Finance-oriented startups set to rattle old-fashioned banking
RYUSHIRO KODAIRA, Nikkei senior staff writer
TOKYO -- Startups providing financial services via the Internet have achieved strong growth in the U.S. and around the world in recent years. Many believe this emerging industry, recently referred to as fintech, will go on to become a major provider of financial services, taking a big bite out of large banks.
Former U.S. Treasury Secretary Lawrence Summers, former Morgan Stanley CEO John Mack and other well-known economic figures serve on the board of Lending Club, a U.S. fintech startup founded in 2007. The company utilizes information technology to analyze customer credit ratings, then match people and businesses seeking loans with those looking to invest. It charges commissions for the service.
Lending Club's operating revenue in 2014 came to nearly 40 times the amount four years earlier. The company, which went public last December, is currently valued at $5 billion.
Other rising U.S. fintech startups include Square, which provides smartphone-based and other online payment and settlement services, and Ripple Labs, which transfers funds internationally over the Internet.
In a report released earlier this year, U.S. investment bank Goldman Sachs positioned alternative banking systems as the new frontier of financial services. More than $11 billion of yearly profits could shift from conventional financial institutions to newcomers over the next five years as competition intensifies, the report forecasts.

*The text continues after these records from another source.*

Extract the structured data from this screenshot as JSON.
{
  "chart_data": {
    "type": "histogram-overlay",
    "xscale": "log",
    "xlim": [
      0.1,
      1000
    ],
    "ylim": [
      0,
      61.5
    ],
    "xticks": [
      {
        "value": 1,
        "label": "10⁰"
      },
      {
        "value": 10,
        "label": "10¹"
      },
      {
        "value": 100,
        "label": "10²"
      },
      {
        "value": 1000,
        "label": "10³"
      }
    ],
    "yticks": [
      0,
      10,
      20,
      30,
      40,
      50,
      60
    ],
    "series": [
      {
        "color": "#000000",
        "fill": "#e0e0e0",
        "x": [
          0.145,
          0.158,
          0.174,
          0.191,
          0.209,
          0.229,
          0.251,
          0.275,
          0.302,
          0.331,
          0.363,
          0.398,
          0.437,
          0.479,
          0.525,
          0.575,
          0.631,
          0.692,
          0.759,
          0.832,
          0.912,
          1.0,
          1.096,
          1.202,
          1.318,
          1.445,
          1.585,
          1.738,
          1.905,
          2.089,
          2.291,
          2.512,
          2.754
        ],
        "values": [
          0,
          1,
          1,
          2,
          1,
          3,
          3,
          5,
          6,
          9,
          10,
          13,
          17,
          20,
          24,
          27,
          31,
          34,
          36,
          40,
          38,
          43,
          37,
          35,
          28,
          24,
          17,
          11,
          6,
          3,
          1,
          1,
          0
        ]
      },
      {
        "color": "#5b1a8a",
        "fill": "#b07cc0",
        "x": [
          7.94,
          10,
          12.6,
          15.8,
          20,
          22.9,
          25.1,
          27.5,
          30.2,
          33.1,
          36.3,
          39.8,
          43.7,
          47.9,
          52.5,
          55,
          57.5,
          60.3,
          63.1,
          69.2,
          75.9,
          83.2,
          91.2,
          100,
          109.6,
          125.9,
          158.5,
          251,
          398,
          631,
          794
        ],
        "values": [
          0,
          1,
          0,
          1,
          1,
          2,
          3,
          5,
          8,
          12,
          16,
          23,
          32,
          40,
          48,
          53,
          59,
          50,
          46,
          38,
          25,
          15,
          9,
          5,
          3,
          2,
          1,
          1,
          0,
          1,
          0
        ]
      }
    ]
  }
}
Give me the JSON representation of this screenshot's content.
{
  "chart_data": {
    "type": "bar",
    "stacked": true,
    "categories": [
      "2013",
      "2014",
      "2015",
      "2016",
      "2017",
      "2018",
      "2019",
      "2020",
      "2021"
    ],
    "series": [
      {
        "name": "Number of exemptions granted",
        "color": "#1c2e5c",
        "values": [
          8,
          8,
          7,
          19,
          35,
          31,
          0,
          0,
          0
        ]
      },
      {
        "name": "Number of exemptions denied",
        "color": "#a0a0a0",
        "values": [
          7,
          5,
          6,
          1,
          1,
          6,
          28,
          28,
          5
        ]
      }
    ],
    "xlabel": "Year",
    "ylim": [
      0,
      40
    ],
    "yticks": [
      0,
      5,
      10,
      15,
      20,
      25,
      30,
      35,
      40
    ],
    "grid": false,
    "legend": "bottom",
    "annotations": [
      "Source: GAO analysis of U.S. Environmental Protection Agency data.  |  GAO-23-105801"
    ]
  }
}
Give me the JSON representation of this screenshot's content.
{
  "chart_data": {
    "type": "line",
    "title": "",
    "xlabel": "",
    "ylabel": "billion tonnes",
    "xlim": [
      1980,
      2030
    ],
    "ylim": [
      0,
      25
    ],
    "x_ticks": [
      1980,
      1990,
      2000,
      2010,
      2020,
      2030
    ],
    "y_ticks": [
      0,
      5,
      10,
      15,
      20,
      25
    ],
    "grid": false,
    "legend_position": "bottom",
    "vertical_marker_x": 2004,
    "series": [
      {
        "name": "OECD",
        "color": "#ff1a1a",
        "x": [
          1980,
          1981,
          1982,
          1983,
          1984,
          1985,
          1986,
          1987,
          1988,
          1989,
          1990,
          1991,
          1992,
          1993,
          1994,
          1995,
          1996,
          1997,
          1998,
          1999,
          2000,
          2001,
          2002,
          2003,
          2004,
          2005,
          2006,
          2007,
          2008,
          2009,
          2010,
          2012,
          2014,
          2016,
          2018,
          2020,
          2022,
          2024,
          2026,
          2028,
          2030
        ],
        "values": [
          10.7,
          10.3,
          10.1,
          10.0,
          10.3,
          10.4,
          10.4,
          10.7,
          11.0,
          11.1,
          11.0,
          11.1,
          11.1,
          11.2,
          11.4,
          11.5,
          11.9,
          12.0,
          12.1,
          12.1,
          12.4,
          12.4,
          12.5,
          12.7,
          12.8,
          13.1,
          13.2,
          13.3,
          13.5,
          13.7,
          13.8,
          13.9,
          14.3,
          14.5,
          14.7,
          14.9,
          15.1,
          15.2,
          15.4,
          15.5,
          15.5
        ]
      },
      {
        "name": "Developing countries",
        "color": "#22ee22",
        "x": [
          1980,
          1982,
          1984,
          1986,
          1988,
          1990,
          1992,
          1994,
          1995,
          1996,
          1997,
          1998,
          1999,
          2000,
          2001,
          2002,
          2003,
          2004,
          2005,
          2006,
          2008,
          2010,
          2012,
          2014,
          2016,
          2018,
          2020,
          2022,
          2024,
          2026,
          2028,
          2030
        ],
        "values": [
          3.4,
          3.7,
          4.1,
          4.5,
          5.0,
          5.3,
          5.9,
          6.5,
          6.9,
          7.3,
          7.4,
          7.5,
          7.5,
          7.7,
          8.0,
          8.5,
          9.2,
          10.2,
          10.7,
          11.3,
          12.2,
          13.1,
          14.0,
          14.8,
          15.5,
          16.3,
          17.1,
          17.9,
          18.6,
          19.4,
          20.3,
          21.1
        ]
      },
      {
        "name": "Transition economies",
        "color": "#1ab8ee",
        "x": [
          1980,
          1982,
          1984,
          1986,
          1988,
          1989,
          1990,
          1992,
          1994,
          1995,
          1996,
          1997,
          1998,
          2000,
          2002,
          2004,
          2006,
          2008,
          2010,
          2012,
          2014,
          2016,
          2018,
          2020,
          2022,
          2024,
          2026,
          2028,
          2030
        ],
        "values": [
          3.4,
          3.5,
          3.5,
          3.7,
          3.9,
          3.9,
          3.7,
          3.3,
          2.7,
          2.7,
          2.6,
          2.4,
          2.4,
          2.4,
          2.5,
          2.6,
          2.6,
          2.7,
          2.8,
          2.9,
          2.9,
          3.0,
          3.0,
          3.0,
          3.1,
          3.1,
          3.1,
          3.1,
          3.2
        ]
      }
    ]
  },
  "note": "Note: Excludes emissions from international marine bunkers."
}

According to consultancy Accenture, investment in finance-oriented startups worldwide reached $12.2 billion in 2014, a sevenfold jump from five years earlier.
Behind this dramatic increase lies tightened regulations governing the financial industry, following the global financial crisis. As this has led to poorer services from major banks, customers are increasingly dissatisfied. This has created opportunities for entrepreneurs in the areas of small loans and other financial services. Excess cash sloshing around the globe due to monetary easing programs by central banks has also fueled the dramatic expansion of fintech services.
The heightened interest in such startups has some old hands in the venture capital business feeling nervous.
"Today, startups can raise cash easily if they can associate their operations with fintech," an executive at a major Japanese venture capital fund said. "It reminds me of the atmosphere during the dot-com bubble," he added.
Fintech startups could be hit by fallout from overheating. One possibility is that they may face hardships when the U.S. Federal Reserve raises interest rates. If this happens, and many believe it will, later this year, excess liquidity is likely to start draining from financial markets worldwide. In this situation, investors eager to put money into these startups could quickly disappear.
In Asia, fintech fever was most notable in China. But the recent stock market plunge has significantly dented the boom, since it has become difficult for startups to carry out initial public offerings. Many were forced to delay plans for stock listings due to the crash. Not a small number of those are thought to be startups offering small loans and other financial services online.
Seeds of tomorrow
While many fintech startups may be crushed by events such as the end of quantitative easing and chaotic stock markets, the small number of survivors could become major providers of financial services.
In Japan, the banking group at the Financial System Council has begun discussions about reviewing the business fields in which banks are allowed to operate. This move is aimed at making it easier for banking groups to invest in financial startups. Hopefully, these discussions will take into account the likelihood that fintech will most likely shape the future of financial services.